Le film joue avec la tension comme un match à enjeu, alternant moments d’accélération brutale et pauses pleines de doute. La caméra épouse les mouvements de Driss, capturant son agitation et son stress croissant. L’utilisation des plans serrés renforce cette sensation d’étouffement, traduisant l’urgence de sa situation. La mise en scène rappelle certains thrillers des années 1980, où l’efficacité primait sur l’esbroufe. Pas de grandiloquence ici, mais une réalisation précise, au service du récit. L’immersion est totale, portée par un montage qui accentue la pression à mesure que le temps s’écoule inexorablement vers la fin du mercato.
L’esthétique du film, sobre et réaliste, colle parfaitement à l’ambiance du récit. Les contrastes entre les bureaux feutrés des décideurs et les terrains de banlieue où émergent les futures stars du ballon rond renforcent l’opposition entre deux réalités du football : celle des puissants et celle des rêveurs. L’un des aspects les plus intéressants de Mercato réside dans son écriture. Olivier Demangel et Thomas Finkielkraut livrent un scénario habile, où le suspense se mêle à une réflexion plus large sur le prix du succès. Le parcours de Driss est d’abord celui d’un homme qui court après une gloire révolue, incapable d’accepter que son époque est peut-être révolue.

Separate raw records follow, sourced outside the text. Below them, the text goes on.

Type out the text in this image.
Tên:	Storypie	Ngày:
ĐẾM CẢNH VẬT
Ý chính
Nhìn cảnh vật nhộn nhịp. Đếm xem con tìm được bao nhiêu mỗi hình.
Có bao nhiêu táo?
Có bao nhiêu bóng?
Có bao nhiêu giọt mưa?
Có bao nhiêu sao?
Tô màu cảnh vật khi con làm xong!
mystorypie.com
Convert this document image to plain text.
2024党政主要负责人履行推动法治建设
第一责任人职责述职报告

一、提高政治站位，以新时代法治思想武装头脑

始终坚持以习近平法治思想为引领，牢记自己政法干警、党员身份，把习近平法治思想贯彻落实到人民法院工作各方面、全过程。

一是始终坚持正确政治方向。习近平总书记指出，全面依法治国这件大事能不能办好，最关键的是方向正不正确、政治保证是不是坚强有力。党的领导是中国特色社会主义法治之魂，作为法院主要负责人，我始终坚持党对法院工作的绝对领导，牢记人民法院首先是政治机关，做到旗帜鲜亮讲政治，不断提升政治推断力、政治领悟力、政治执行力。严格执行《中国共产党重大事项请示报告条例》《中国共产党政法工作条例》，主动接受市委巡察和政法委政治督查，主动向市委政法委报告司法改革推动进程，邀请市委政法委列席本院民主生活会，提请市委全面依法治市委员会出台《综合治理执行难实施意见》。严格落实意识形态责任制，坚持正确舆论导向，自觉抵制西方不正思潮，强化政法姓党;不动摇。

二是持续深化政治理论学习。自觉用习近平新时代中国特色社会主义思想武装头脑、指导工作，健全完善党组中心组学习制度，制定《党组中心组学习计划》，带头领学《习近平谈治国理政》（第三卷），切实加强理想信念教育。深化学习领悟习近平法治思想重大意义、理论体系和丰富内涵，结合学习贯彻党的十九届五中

Son fils, interprété par Milo Machado-Graner, symbolise cette fracture générationnelle. Leur relation, marquée par l’incompréhension et le manque de dialogue, ajoute une couche supplémentaire au récit, humanisant encore davantage le personnage principal. Mais au-delà de ce drame intime, Mercato pose aussi un regard acéré sur l’industrie du football. Les négociations de transferts y sont montrées comme des jeux de pouvoir où les émotions n’ont pas leur place. Ce marché, où la valeur d’un joueur se chiffre en millions sans considération pour sa trajectoire humaine, est présenté sans fard, avec une ironie parfois cruelle.
Sans révéler les détails de la conclusion, Mercato tient son suspense jusqu’au bout. La tension, présente dès les premières scènes, ne faiblit jamais, et chaque choix de Driss l’amène un peu plus près de l’inéluctable. Le film ne cherche pas à donner de leçons ni à imposer une morale. Il laisse place à l’interprétation, permettant au spectateur de tirer ses propres conclusions sur ce qu’il vient de voir. La dernière scène, à la fois simple et chargée de sens, marque une fin qui résonne bien après le générique.

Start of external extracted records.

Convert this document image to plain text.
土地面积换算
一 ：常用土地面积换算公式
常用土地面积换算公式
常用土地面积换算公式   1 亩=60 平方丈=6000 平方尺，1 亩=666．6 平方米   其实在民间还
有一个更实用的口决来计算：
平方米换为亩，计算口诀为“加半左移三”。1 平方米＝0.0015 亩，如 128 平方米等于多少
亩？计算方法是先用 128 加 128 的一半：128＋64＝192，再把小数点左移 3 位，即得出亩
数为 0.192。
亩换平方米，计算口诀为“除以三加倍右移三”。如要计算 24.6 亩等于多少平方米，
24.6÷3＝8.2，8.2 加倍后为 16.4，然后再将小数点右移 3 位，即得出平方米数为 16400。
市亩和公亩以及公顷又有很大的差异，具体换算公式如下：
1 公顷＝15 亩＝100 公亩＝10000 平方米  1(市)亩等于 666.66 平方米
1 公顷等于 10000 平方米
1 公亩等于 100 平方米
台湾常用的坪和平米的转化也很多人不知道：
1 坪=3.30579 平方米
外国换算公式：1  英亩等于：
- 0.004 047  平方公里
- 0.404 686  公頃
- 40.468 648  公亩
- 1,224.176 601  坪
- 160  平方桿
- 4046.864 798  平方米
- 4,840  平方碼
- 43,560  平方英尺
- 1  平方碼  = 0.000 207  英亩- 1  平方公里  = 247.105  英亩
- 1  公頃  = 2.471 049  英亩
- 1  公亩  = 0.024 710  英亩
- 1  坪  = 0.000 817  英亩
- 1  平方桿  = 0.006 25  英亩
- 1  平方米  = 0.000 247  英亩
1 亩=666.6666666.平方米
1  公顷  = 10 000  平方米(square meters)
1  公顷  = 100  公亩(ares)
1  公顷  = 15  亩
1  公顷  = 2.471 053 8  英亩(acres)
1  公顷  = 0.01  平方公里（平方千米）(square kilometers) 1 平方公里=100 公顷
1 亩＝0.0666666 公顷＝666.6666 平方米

Avec Mercato, Tristan Séguéla réussit un thriller qui dépasse le cadre du football pour toucher à des thèmes plus universels : l’ambition, la loyauté, le poids du passé et la difficulté de s’adapter à un monde en perpétuel mouvement. Jamel Debbouze, en s’éloignant de son registre habituel, livre une performance marquante qui ancre le film dans une réalité brute et prenante. La mise en scène nerveuse, le scénario bien ficelé et l’interprétation solide des seconds rôles font de ce long-métrage une proposition intéressante dans le paysage du cinéma français.

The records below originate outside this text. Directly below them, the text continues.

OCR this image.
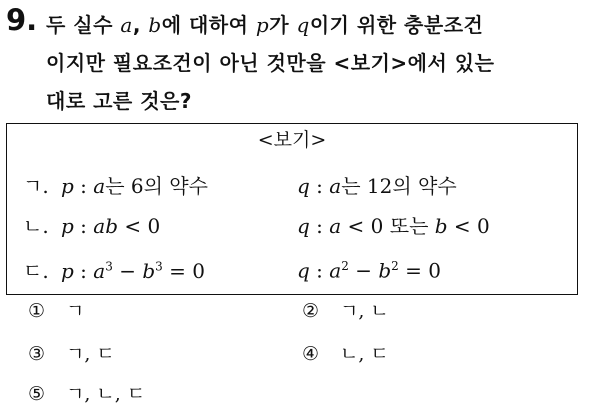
9. 두 실수 a, b에 대하여 p가 q이기 위한 충분조건
이지만 필요조건이 아닌 것만을 <보기>에서 있는
대로 고른 것은?
<보기>
ㄱ. p : a는 6의 약수	q : a는 12의 약수
ㄴ. p : ab < 0	q : a < 0 또는 b < 0
ㄷ. p : $a^3 - b^3 = 0$	q : $a^2 - b^2 = 0$
① ㄱ	② ㄱ, ㄴ
③ ㄱ, ㄷ	④ ㄴ, ㄷ
⑤ ㄱ, ㄴ, ㄷ
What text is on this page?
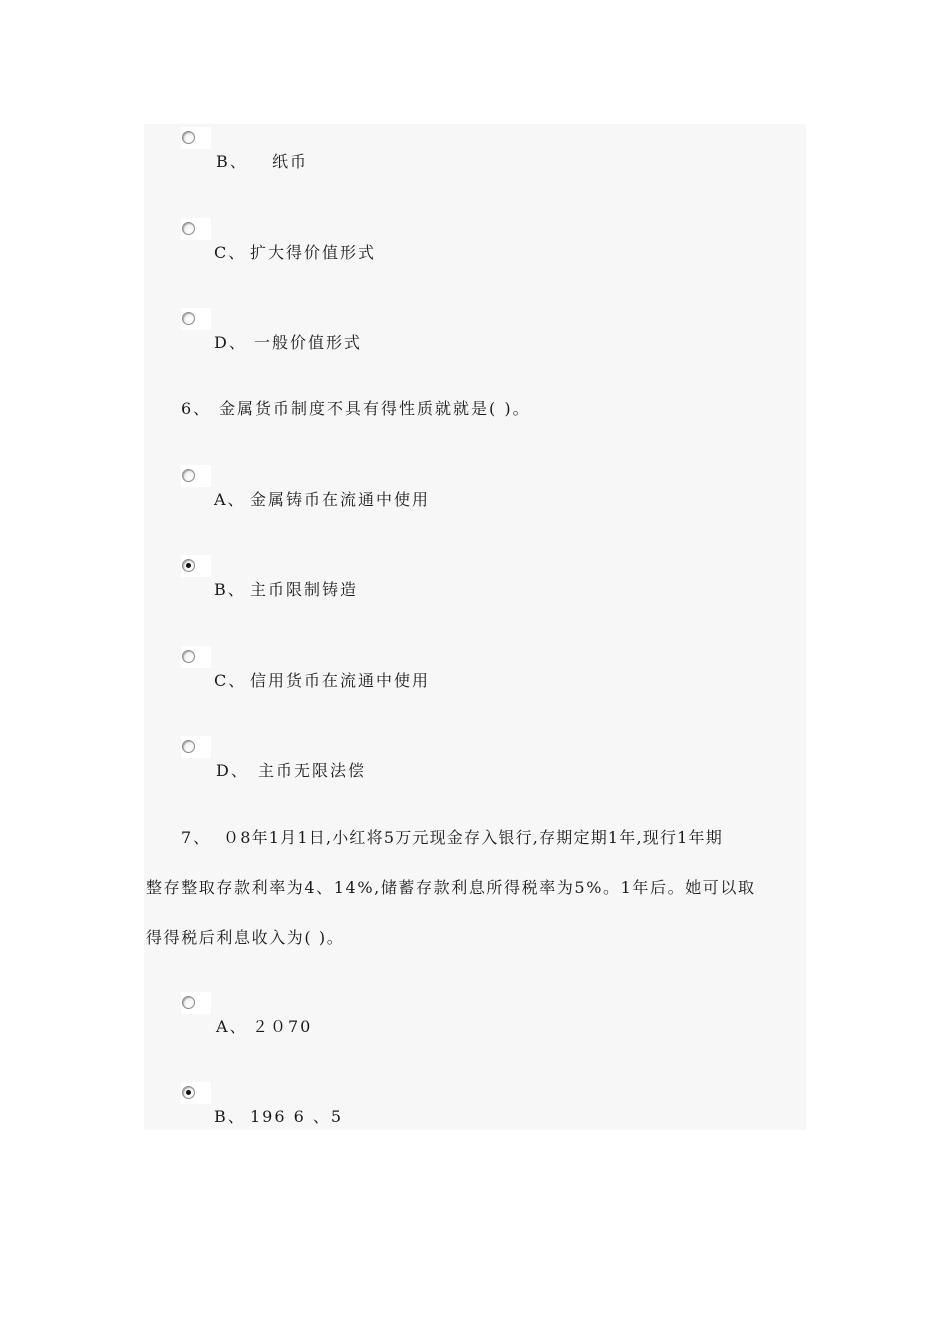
B、 纸币
C、 扩大得价值形式
D、 一般价值形式
6、 金属货币制度不具有得性质就就是( )。
A、 金属铸币在流通中使用
B、 主币限制铸造
C、 信用货币在流通中使用
D、 主币无限法偿
7、 ０8年1月1日,小红将5万元现金存入银行,存期定期1年,现行1年期
整存整取存款利率为4、14%,储蓄存款利息所得税率为5%。1年后。她可以取
得得税后利息收入为( )。
A、 ２０70
B、 196 6 、5
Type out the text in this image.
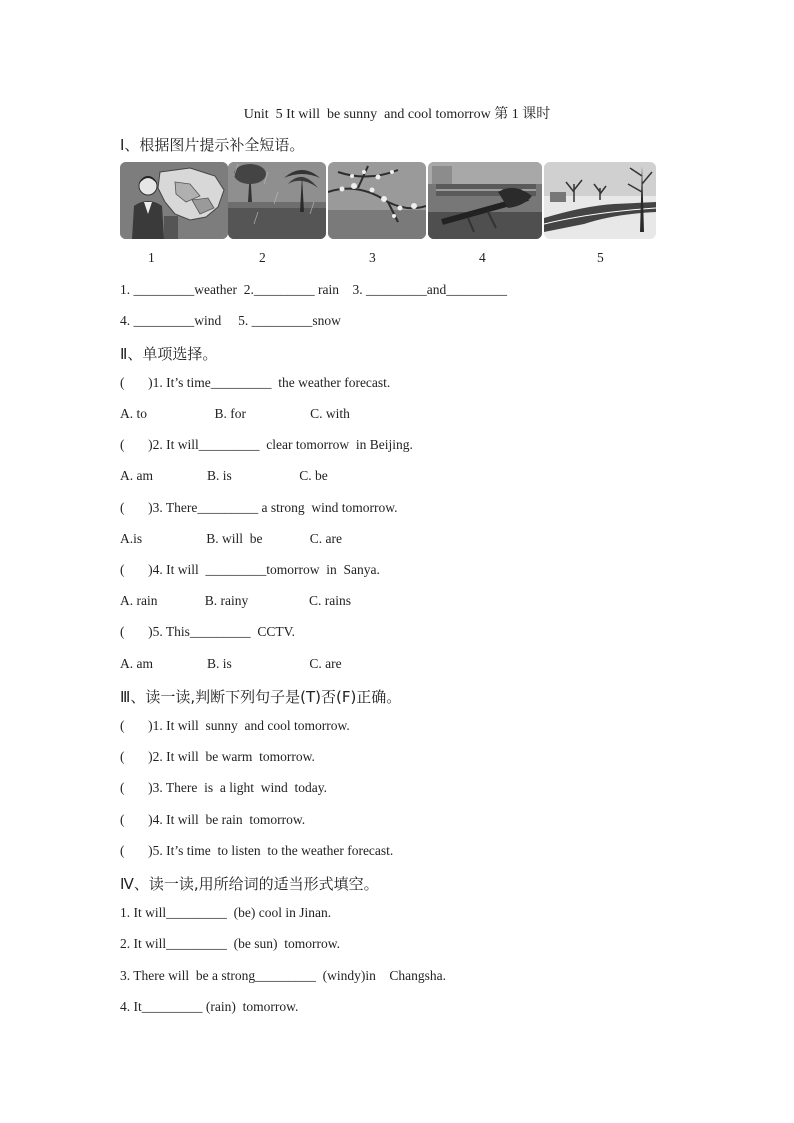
Unit  5 It will  be sunny  and cool tomorrow 第 1 课时
Ⅰ、根据图片提示补全短语。
1	2	3	4	5
1. _________weather  2._________ rain    3. _________and_________
4. _________wind     5. _________snow
Ⅱ、单项选择。
(       )1. It’s time_________  the weather forecast.
A. to                    B. for                   C. with
(       )2. It will_________  clear tomorrow  in Beijing.
A. am                B. is                    C. be
(       )3. There_________ a strong  wind tomorrow.
A.is                   B. will  be              C. are
(       )4. It will  _________tomorrow  in  Sanya.
A. rain              B. rainy                  C. rains
(       )5. This_________  CCTV.
A. am                B. is                       C. are
Ⅲ、读一读,判断下列句子是(T)否(F)正确。
(       )1. It will  sunny  and cool tomorrow.
(       )2. It will  be warm  tomorrow.
(       )3. There  is  a light  wind  today.
(       )4. It will  be rain  tomorrow.
(       )5. It’s time  to listen  to the weather forecast.
Ⅳ、读一读,用所给词的适当形式填空。
1. It will_________  (be) cool in Jinan.
2. It will_________  (be sun)  tomorrow.
3. There will  be a strong_________  (windy)in    Changsha.
4. It_________ (rain)  tomorrow.
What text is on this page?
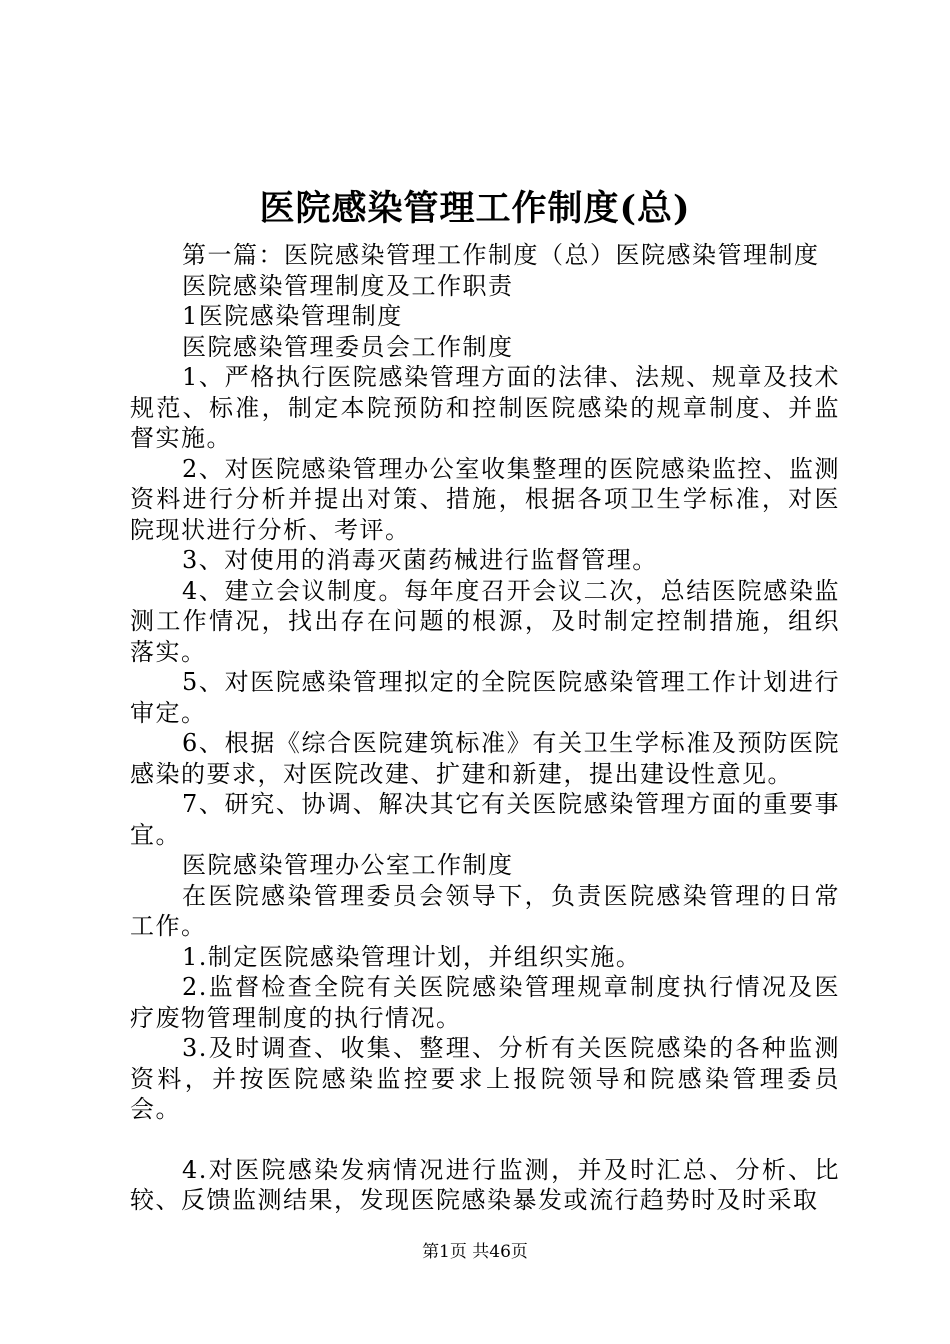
医院感染管理工作制度(总)

第一篇：医院感染管理工作制度（总）医院感染管理制度

医院感染管理制度及工作职责

1医院感染管理制度

医院感染管理委员会工作制度

1、严格执行医院感染管理方面的法律、法规、规章及技术规范、标准，制定本院预防和控制医院感染的规章制度、并监督实施。

2、对医院感染管理办公室收集整理的医院感染监控、监测资料进行分析并提出对策、措施，根据各项卫生学标准，对医院现状进行分析、考评。

3、对使用的消毒灭菌药械进行监督管理。

4、建立会议制度。每年度召开会议二次，总结医院感染监测工作情况，找出存在问题的根源，及时制定控制措施，组织落实。

5、对医院感染管理拟定的全院医院感染管理工作计划进行审定。

6、根据《综合医院建筑标准》有关卫生学标准及预防医院感染的要求，对医院改建、扩建和新建，提出建设性意见。

7、研究、协调、解决其它有关医院感染管理方面的重要事宜。

医院感染管理办公室工作制度

在医院感染管理委员会领导下，负责医院感染管理的日常工作。

1.制定医院感染管理计划，并组织实施。

2.监督检查全院有关医院感染管理规章制度执行情况及医疗废物管理制度的执行情况。

3.及时调查、收集、整理、分析有关医院感染的各种监测资料，并按医院感染监控要求上报院领导和院感染管理委员会。

4.对医院感染发病情况进行监测，并及时汇总、分析、比较、反馈监测结果，发现医院感染暴发或流行趋势时及时采取

第1页 共46页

Que l’on soit passionné de football ou simple spectateur curieux, Mercato mérite qu’on s’y attarde. Plus qu’un film sur le sport, il offre une plongée captivante dans un univers méconnu, où chaque décision peut faire basculer une carrière… ou une vie.
Note : 6/10. En bref, un thriller plutôt réussi et assez haletant au coeur du foot business.